Aksi takdirde örgütün son kongresinde aldığı fesih kararına aykırı davranılmış olacak ve SDG işgaline son vermek için askerî harekâttan başka seçenek kalmayacak.
MHP Genel Başkanı Devlet Bahçeli’nin çağrısıyla başlayan sürecin sonunda bölücü terör örgütünün aldığı fesih ve silah bırakma kararı, Şam’ı hem rahatlattı hem de Ahmed eş-Şara liderliğindeki yönetime büyük bir sorumluluk yükledi.
MİT başta olmak üzere ilgili kurumlar tarafından yakından takip edilecek silah bırakma sürecinin en önemli ayağı hiç şüphesiz Suriye olacak.
PKK’nın kendini feshetme ve silah bırakma kararından sonra SDG’nin Fırat’ın doğusundaki işgali devam ederse Şam’ın artık daha fazla beklemeden operasyon için harekete geçmesi gerek.
Kandil’in önceki gün kamuoyuna duyurduğu karar, örgütün yenilgisinin ve Türkiye’nin terörle mücadelede kazandığı zaferin ilanı.
Bu noktaya gelirken birçok gelişme yaşandığı; ordunun, güvenlik ve istihbarat kurumlarının FETÖ’den arındırıldığı, ülke içinde ve sınır ötesinde yerli ve millî silahlarla gerçekleştirilen operasyonların örgüte büyük darbe vurduğu unutulmamalı.
Terörle mücadelede can veren kahraman şehitlerimizin ruhu şad olsun.
“Terörsüz Türkiye” hedefine doğru büyük bir adım daha atılırken sürecin baş mimarları Erdoğan ve Bahçeli’ye de teşekkür etmek gerekiyor.
Ancak terörün bölgesel ve küresel güçler arası mücadelelerde silah olarak kullanıldığı ve Türkiye gibi stratejik konuma sahip bir ülkenin terör girişimlerine karşı daima teyakkuz hâlinde olması gerektiği unutulmamalı.

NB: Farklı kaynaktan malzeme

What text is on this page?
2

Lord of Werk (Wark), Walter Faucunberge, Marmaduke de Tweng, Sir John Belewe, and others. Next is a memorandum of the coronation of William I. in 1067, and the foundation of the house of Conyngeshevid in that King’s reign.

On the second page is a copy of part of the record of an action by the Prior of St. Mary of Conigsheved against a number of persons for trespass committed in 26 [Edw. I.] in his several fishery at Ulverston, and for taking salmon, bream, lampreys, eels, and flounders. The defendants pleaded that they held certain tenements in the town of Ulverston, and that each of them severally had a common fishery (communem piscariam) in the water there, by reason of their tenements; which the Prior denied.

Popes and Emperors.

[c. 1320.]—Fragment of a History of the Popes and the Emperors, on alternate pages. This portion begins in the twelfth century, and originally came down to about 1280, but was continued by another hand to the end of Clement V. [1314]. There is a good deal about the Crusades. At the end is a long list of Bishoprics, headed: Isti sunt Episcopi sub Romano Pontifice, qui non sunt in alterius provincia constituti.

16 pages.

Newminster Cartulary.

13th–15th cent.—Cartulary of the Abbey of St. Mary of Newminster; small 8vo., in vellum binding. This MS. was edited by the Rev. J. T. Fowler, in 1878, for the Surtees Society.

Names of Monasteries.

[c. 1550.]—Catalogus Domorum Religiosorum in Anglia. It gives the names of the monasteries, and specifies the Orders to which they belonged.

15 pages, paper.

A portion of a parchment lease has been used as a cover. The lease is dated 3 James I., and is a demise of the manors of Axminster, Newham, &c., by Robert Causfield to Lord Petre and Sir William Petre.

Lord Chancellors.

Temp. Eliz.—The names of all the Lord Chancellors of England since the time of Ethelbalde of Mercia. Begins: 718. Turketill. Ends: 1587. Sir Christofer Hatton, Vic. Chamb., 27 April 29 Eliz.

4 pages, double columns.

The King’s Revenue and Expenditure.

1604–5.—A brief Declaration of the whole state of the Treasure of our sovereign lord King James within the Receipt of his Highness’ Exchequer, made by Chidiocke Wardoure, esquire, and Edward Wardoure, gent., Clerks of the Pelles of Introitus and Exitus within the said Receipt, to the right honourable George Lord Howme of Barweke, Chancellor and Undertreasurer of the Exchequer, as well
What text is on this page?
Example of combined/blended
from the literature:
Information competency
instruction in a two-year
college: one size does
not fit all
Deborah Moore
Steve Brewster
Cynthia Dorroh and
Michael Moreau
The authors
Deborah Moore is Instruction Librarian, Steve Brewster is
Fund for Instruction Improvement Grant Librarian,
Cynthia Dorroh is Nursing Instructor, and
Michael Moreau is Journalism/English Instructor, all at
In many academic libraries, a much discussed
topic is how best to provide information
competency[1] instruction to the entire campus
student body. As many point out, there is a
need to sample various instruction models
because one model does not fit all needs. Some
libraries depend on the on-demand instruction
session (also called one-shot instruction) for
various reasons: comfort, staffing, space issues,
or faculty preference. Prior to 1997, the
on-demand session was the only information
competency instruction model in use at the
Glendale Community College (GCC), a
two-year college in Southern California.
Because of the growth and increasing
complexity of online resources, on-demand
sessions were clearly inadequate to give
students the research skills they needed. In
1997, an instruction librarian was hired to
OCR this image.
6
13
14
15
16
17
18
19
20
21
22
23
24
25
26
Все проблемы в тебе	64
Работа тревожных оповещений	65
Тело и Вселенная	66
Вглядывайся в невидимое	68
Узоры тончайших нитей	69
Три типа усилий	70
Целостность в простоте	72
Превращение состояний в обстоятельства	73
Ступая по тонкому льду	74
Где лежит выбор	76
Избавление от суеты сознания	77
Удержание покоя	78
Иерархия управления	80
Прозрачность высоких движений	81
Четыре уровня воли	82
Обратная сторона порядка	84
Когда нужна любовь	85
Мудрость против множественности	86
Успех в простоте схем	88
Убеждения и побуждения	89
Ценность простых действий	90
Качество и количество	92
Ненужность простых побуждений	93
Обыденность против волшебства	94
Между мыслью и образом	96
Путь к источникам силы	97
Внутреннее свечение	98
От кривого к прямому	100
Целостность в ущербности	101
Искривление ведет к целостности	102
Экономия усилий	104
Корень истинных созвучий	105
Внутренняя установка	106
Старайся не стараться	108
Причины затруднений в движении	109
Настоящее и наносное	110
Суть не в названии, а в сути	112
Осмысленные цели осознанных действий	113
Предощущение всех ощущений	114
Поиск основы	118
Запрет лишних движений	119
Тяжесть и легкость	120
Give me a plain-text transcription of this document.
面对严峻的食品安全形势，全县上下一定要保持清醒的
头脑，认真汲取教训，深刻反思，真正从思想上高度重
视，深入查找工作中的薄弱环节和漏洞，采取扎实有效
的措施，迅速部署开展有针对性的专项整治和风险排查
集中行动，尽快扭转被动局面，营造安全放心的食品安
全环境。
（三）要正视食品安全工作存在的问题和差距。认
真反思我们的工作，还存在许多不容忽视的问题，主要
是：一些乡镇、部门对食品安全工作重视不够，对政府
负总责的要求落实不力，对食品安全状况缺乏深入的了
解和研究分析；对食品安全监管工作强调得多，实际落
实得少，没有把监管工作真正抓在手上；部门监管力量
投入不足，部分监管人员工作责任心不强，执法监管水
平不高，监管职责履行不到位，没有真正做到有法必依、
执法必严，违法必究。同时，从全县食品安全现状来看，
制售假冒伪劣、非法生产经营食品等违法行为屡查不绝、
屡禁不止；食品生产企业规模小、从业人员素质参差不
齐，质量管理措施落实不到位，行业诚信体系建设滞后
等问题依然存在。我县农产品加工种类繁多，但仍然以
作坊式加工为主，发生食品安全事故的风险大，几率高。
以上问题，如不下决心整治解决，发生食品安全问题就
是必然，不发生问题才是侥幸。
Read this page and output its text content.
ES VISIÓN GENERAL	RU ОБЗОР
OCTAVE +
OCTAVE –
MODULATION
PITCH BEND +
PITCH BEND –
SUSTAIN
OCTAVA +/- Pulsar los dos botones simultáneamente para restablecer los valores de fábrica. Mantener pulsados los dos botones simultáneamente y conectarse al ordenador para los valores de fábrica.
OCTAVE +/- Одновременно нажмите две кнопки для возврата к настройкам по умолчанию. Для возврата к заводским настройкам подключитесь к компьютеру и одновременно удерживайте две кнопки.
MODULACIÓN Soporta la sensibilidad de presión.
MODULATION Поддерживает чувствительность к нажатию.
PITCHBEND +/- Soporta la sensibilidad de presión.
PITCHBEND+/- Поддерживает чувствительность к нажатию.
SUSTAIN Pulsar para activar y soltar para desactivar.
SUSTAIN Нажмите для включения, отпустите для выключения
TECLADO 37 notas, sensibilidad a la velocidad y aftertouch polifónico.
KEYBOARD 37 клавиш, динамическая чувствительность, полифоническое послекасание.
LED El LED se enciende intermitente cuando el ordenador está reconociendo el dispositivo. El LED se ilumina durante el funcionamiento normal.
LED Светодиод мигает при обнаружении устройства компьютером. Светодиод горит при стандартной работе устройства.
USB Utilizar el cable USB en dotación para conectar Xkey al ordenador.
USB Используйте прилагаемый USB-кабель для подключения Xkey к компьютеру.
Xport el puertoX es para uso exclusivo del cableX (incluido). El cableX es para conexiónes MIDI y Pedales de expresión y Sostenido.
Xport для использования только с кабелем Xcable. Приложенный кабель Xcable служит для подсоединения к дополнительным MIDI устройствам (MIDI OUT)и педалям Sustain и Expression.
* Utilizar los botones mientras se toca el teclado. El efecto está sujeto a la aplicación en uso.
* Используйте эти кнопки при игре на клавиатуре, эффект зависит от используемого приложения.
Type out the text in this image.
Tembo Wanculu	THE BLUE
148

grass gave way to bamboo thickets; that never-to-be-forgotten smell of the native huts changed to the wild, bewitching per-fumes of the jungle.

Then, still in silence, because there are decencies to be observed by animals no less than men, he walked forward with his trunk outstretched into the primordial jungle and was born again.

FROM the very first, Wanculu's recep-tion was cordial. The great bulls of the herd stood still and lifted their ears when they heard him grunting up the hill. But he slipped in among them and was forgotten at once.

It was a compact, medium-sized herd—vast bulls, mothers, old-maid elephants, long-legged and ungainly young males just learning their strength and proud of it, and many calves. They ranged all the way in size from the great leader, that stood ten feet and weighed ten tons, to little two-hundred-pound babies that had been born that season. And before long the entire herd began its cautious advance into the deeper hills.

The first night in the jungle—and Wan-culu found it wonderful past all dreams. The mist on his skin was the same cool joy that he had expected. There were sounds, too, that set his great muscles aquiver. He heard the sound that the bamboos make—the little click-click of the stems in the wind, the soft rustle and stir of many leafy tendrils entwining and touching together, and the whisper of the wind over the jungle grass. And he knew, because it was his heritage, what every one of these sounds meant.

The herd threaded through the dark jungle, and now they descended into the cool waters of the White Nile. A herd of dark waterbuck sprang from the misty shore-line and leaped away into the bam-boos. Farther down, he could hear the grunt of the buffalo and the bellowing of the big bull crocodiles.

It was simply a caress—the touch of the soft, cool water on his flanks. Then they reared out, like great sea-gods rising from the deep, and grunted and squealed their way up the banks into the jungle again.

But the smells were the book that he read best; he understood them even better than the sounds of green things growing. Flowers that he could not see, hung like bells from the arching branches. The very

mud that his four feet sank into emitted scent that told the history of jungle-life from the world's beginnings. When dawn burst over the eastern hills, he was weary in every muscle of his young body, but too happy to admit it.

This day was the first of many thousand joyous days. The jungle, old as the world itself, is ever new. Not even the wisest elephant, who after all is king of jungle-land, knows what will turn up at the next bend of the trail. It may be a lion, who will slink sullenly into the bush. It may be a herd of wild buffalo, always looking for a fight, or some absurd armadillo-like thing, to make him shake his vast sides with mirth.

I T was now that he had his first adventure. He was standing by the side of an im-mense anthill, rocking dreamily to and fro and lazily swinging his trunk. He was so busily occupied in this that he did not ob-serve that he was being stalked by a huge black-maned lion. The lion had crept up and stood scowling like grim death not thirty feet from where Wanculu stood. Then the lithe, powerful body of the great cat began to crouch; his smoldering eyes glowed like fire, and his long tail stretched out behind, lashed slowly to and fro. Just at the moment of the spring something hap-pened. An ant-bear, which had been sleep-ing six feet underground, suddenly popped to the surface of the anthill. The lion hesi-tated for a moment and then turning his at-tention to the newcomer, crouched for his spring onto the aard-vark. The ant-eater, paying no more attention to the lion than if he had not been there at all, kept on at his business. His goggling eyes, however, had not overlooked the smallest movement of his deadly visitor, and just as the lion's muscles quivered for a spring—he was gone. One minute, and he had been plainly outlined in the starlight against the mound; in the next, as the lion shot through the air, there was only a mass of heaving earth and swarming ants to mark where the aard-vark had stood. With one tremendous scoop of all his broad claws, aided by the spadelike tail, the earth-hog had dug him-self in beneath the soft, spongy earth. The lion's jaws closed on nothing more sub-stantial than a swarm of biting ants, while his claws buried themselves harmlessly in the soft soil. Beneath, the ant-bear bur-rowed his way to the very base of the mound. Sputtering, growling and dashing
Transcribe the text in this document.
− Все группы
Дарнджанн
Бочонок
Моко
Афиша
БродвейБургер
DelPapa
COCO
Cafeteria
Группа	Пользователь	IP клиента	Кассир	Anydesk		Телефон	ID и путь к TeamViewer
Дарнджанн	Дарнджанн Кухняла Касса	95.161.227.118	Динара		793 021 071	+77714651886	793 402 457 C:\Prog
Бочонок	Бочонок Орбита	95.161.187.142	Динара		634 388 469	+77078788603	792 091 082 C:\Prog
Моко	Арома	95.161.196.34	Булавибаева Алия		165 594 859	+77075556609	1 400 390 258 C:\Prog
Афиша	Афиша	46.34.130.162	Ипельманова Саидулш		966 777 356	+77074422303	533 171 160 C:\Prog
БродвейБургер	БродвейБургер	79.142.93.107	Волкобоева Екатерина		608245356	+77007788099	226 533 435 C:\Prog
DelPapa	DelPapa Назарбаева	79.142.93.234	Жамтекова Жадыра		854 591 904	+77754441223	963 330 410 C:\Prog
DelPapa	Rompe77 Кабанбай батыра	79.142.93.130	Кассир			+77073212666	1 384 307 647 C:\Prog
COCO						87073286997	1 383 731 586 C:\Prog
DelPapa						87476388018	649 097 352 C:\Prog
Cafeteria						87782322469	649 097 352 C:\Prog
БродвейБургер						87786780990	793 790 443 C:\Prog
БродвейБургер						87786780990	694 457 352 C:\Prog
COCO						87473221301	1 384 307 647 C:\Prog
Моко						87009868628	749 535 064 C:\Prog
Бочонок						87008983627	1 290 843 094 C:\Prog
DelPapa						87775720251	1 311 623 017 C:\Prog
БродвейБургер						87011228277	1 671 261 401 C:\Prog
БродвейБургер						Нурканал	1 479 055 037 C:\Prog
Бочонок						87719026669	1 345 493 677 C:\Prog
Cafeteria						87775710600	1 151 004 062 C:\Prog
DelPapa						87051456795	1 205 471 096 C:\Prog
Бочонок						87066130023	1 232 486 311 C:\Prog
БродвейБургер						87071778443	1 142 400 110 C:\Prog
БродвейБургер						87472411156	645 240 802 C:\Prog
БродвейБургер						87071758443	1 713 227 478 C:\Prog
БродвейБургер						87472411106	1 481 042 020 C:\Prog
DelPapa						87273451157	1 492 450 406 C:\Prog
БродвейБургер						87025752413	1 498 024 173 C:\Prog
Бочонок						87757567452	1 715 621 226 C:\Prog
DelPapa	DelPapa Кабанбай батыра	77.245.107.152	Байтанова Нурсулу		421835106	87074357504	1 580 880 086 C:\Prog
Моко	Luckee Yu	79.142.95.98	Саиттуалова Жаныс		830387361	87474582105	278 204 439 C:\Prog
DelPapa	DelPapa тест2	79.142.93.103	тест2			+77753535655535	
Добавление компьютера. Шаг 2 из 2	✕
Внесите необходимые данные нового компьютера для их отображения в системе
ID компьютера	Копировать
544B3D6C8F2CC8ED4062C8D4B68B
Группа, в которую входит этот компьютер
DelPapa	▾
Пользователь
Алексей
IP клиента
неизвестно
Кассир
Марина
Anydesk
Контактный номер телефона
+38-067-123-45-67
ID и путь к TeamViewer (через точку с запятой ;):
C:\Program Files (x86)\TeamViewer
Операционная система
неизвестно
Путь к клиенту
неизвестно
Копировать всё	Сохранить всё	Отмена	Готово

Dünyada dengelerin değiştiği ve rekabetin kızıştığı bir ortamda terör belasını topraklarımızdan uzak tutmak için “tehlikeyi yerinde yok et” stratejisinden vazgeçilmemeli.
Terörle mücadele sadece silahla yapılmıyor.
Farklı isimler altında hortlayabilecek terör tehdidiyle yeniden karşı karşıya kalmamak için istihbarat başta olmak üzere her alanda mücadele sürdürülmeli.
Her şeyden önce de “Terörsüz Türkiye” hedefine doğru atılan bu önemli adımdan rahatsız olan ve halkı kışkırtarak süreci baltalamak isteyen provokatörlere fırsat verilmemeli.